Tuesday, December 8, 2009

Strong Dollar Whacks Stocks, Metals

The continuing saga that is the unwinding of the risk-carry trade on the back of the weaker US Dollar continued today in earnest as the greenback strengthened against a basket of world currencies, most notably, the Euro and British Pound. As strength in the dollar causes speculators who used the currency as free cash as it was falling to sell stocks and cover, US markets took a decidedly negative turn on Tuesday. Also adversely affected were the precious metals, which continued their quite precipitous decline.

Besides the US Dollar story, there was little else to move markets, although a report of declining same-store sales from McDonald's (MCD) and an earnings warning from 3M (MMM) helped push the Dow lower.

Dow 10,285.97, -104.14 (1.00%)
NASDAQ 2,172.99, -16.62 (0.76%)
S&P 500 1,091.93, -11.32 (1.03%)
NYSE Composite 7,056.26, -99.47 (1.39%)


Declining issues overwhelmed advancers, 4488-1987, a measure of more than 2:1, while new highs beat new lows, 217-51, with the margin now having declined for the fourth straight session from a high of 341 to today's 166, or, by more than half. Should the high-low indicator continue to weaken and eventually turn negative, the chances of a severe downturn would increase proportionately. As it is presently, the indicator is flashing only a slightly negative sign, though taken together with other indications, the market may be already past a turning point to the downside.

Volume remained consistently low, as traders seem to have already headed out of town for the holidays. Speaking of which, there are only 16 shopping days left until Christmas, and thus far, retailers have not offered any encouragement. The American consumer is spending with rarely-seen frugality this season, and the numbers may not even be good enough to surpass last year's dismal sales figures.

One caveat remains in place concerning holiday retail sales. Even though last year's figures were horrid, they may have been better than they should have been, given that the stinginess demonstrated by the banks was just beginning to take hold. More consumers were negatively affected in terms of credit during 2009 than prior to the shopping season of 2008. The financial collapse was only then a month or two old, so there was still a good deal of uncertainty and skepticism concerning the true depth of the crisis. It was only in January and February that the real impact of the financial crisis became real for many people. Bear in mind that stocks didn't bottom until March of this year, and the clanging impact of that bottoming is still resonant.

NYSE Volume 5,421,175,500
NASDAQ Volume 1,916,778,500


Commodities fell victim again to the stronger dollar, which, in the long term, is positive. Oil was lower by $1.31, closing at $72.62. Talk of testing the $70 level has been bantered about, but that is nothing but a number. The real test for oil will not occur until it approaches $65, and a stronger US Dollar should provide sufficient impetus to push it through that level down to more reasonable valuations. Yesterday, Saudi oil minister Ali al-Naimi proclaimed that the price of oil was "perfect" at $74/barrel. Today, he is likely a little less sanguine.
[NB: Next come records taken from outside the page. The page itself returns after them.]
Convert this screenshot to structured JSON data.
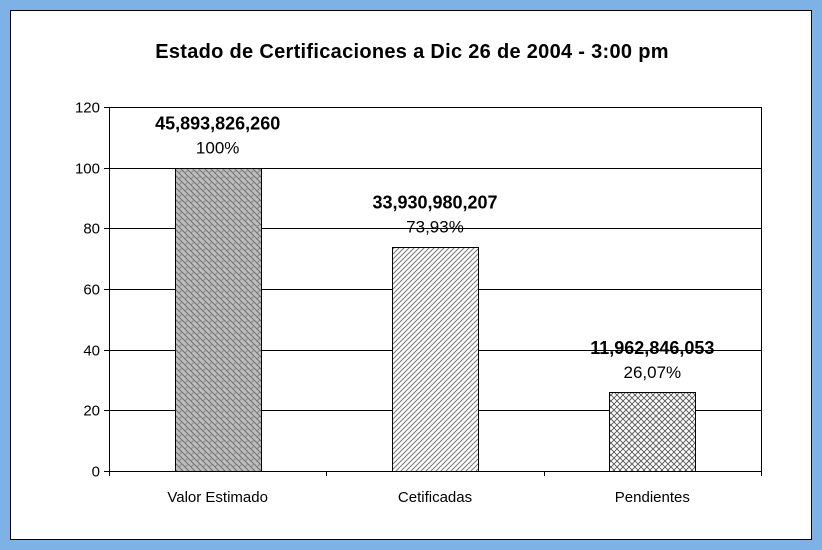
{
  "chart_data": {
    "type": "bar",
    "title": "Estado de Certificaciones a Dic 26 de 2004 - 3:00 pm",
    "xlabel": "",
    "ylabel": "",
    "ylim": [
      0,
      120
    ],
    "yticks": [
      0,
      20,
      40,
      60,
      80,
      100,
      120
    ],
    "categories": [
      "Valor Estimado",
      "Cetificadas",
      "Pendientes"
    ],
    "values": [
      100,
      73.93,
      26.07
    ],
    "data_labels": [
      {
        "amount": "45,893,826,260",
        "percent": "100%"
      },
      {
        "amount": "33,930,980,207",
        "percent": "73,93%"
      },
      {
        "amount": "11,962,846,053",
        "percent": "26,07%"
      }
    ],
    "fill_patterns": [
      "weave",
      "diagonal",
      "crosshatch"
    ],
    "grid": true,
    "legend": "none",
    "colors": {
      "border": "#7eb2e6",
      "bar_fill": "#ffffff",
      "weave_fill": "#bdbdbd",
      "pattern_ink": "#555555",
      "grid": "#000000"
    }
  }
}
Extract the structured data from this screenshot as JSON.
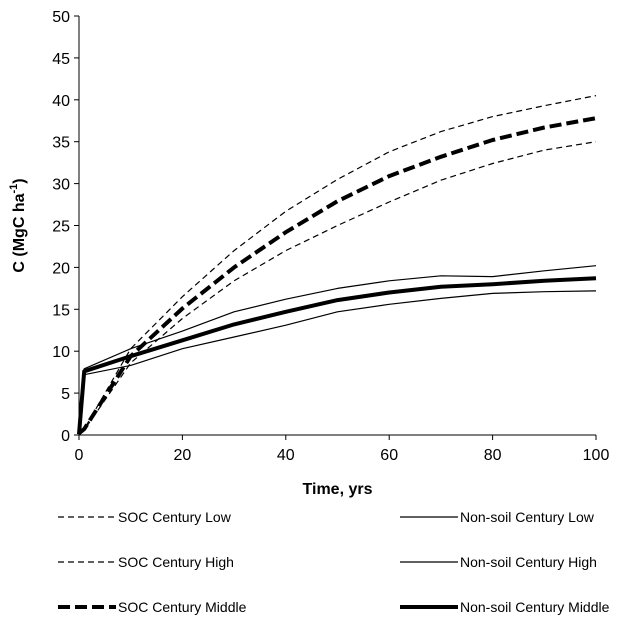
{
  "chart_data": {
    "type": "line",
    "xlabel": "Time, yrs",
    "ylabel": "C (MgC ha",
    "ylabel_sup": "-1",
    "ylabel_end": ")",
    "xlim": [
      0,
      100
    ],
    "ylim": [
      0,
      50
    ],
    "xticks": [
      0,
      20,
      40,
      60,
      80,
      100
    ],
    "yticks": [
      0,
      5,
      10,
      15,
      20,
      25,
      30,
      35,
      40,
      45,
      50
    ],
    "grid": false,
    "legend_position": "bottom",
    "series": [
      {
        "name": "SOC Century Low",
        "style": "dashed-thin",
        "x": [
          0,
          1,
          10,
          20,
          30,
          40,
          50,
          60,
          70,
          80,
          90,
          100
        ],
        "y": [
          0.2,
          0.6,
          8.6,
          13.9,
          18.4,
          22.0,
          25.0,
          27.8,
          30.4,
          32.4,
          34.0,
          35.0
        ]
      },
      {
        "name": "SOC Century High",
        "style": "dashed-thin",
        "x": [
          0,
          1,
          10,
          20,
          30,
          40,
          50,
          60,
          70,
          80,
          90,
          100
        ],
        "y": [
          0.2,
          0.7,
          10.3,
          16.5,
          22.0,
          26.7,
          30.5,
          33.8,
          36.2,
          38.0,
          39.3,
          40.5
        ]
      },
      {
        "name": "SOC Century Middle",
        "style": "dashed-thick",
        "x": [
          0,
          1,
          10,
          20,
          30,
          40,
          50,
          60,
          70,
          80,
          90,
          100
        ],
        "y": [
          0.2,
          0.7,
          9.4,
          15.1,
          20.0,
          24.2,
          27.9,
          30.9,
          33.2,
          35.2,
          36.7,
          37.8
        ]
      },
      {
        "name": "Non-soil Century Low",
        "style": "solid-thin",
        "x": [
          0,
          1,
          10,
          20,
          30,
          40,
          50,
          60,
          70,
          80,
          90,
          100
        ],
        "y": [
          0.1,
          7.2,
          8.3,
          10.3,
          11.7,
          13.1,
          14.7,
          15.6,
          16.3,
          16.9,
          17.1,
          17.2
        ]
      },
      {
        "name": "Non-soil Century High",
        "style": "solid-thin",
        "x": [
          0,
          1,
          10,
          20,
          30,
          40,
          50,
          60,
          70,
          80,
          90,
          100
        ],
        "y": [
          0.1,
          7.9,
          10.3,
          12.4,
          14.7,
          16.2,
          17.5,
          18.4,
          19.0,
          18.9,
          19.6,
          20.2
        ]
      },
      {
        "name": "Non-soil Century Middle",
        "style": "solid-thick",
        "x": [
          0,
          1,
          10,
          20,
          30,
          40,
          50,
          60,
          70,
          80,
          90,
          100
        ],
        "y": [
          0.1,
          7.6,
          9.4,
          11.3,
          13.2,
          14.7,
          16.1,
          17.0,
          17.7,
          18.0,
          18.4,
          18.7
        ]
      }
    ]
  }
}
Gold dropped $20.60, to $1,143.40, though it has traded lower - down another $15 - after the official print at 1:30 pm. Silver was hit likewise, dropping 58 cents, to $17.79. Nearly every commodity price was lower on the day, with just corn and natural gas bucking the trend.

With just 16 trading days left in the year, the two key dates are next Friday, the 18th, which is a quadruple-witching day for options expiration, and the 31st, the final day of trading for the year. With Christmas and New Year's Day falling on Fridays, the year will end with two short weeks. The 24th will be a morning session only, with the trading floor closing at 1:00 pm. New Year's Eve, the 31st, will be a full trading session.